Os ingleses respeitam tanto a Constituição que preferiram não redigi-la. Nós, brasileiros, gostamos tanto de legislação que decidimos criar uma das Constituições mais longas do mundo. A nossa só é menor que as cartas magnas da Índia e da Nigéria, segundo o The Comparative Constitutions Project.
A nossa tara por legislação não significa, porém, respeito pelas leis. Significa um mero fetiche, a ilusão de que a norma legal é o instrumento capaz de resolver plenamente todo e qualquer problema. Uma tolice.
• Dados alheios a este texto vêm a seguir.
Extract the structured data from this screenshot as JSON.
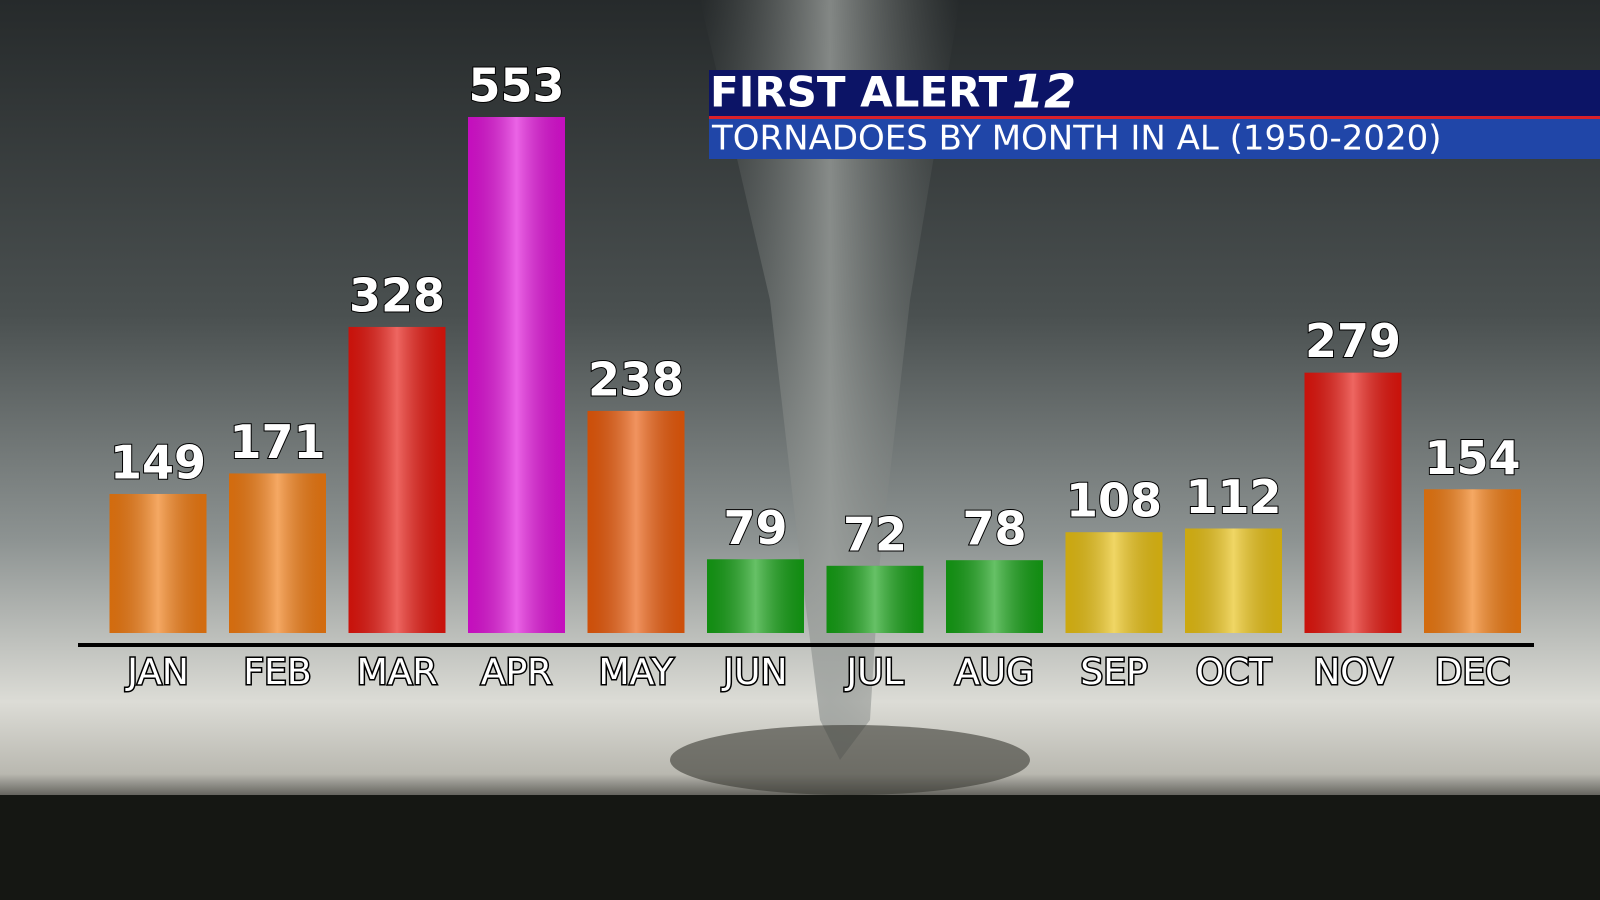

Em contrapartida, criamos, vocês devem se lembrar, essa coisa bizarra chamada de “leis que não pegam”. Pudera: com tantas leis é impossível conhecê-las e respeitá-las. Qual é o estado da nação? De 1998 a 2014, foram criados quase 5 milhões de normas destinadas a reger a nossa vida, segundo o Instituto Brasileiro de Planejamento e Tributação. Hoje, esse número deve superar os 6 milhões.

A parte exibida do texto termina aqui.